Susceptibility of lung epithelial cells to alkylating genotoxic insult

Abstract

Alkylation is one of the most common types of DNA damage that can lead to mutations and cancer. Lung is the primary target organ of airborne alkylators such as ethylene oxide (EO). However, the ability of EO to cause lung cancer has not been clearly demonstrated yet. The aim of this study was to investigate the susceptibility of lung cells to alkylating DNA insult by detecting EO-mediated DNA damage with the alkaline comet assay in human lung epithelial cells, peripheral blood lymphocytes, and keratinocytes. The susceptibility of these cell types toward the alkylating insult induced by EO was compared against the oxidative DNA insult induced by hydrogen peroxide (H2 O2 ). Due to the volatility of EO, its active concentrations were monitored by gas chromatography during exposure and were found to decrease significantly in a time-dependent manner.

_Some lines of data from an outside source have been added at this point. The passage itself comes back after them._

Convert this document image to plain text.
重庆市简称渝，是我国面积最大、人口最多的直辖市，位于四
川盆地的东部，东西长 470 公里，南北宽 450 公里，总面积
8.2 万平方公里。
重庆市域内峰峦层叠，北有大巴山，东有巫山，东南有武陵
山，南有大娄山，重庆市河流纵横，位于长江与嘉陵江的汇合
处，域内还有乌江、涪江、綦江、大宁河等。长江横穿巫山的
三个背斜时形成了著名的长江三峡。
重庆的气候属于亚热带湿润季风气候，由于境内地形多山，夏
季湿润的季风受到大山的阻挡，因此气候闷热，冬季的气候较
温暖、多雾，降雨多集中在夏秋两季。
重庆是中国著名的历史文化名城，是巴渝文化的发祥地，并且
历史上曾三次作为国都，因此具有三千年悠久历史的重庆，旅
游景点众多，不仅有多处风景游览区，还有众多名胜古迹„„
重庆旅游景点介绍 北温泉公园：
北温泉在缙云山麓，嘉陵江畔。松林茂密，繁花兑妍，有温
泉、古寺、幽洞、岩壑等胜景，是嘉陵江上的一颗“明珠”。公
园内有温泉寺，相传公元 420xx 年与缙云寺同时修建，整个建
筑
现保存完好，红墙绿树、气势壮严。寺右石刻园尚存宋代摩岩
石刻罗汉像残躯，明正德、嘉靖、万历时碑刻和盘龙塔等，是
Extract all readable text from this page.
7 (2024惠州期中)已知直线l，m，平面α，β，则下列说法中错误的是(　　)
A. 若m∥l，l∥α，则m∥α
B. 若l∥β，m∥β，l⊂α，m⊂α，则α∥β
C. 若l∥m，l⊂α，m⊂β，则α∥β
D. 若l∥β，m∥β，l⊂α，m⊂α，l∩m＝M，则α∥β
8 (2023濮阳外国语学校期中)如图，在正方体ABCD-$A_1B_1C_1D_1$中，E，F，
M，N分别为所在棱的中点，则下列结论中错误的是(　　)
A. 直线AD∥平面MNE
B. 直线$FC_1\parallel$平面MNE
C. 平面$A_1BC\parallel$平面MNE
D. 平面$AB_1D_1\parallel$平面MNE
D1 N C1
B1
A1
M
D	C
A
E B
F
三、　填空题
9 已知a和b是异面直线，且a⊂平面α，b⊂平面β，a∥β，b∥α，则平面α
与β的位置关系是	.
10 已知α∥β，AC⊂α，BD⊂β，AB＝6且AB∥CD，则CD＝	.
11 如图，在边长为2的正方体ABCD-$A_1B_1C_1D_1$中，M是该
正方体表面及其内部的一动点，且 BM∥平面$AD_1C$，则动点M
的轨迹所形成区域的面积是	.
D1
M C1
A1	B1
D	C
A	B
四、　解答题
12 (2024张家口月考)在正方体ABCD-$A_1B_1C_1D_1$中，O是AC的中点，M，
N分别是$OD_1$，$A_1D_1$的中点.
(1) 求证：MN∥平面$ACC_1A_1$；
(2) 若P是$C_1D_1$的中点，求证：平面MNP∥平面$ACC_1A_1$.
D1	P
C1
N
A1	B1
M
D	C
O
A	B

EO induced a statistically significant genotoxic effect at the lowest concentration used (16.4 µM) in lung epithelial cells and in lymphocytes, while in keratinocytes, a genotoxic effect was not detected until 55.5 µM EO. However, lung epithelial cells demonstrated increased resistance to oxidative insult. In fact, oxidative DNA damage detectable by endonuclease treatment was minimal in lung cells compared with the other cell types. These results suggest an increased sensitivity of lung epithelial cells toward the alkylating effects of EO, which was not observed for oxidative DNA damage. Our findings point out the importance of DNA alkylation and the possible role of EO on the induction of lung cancer.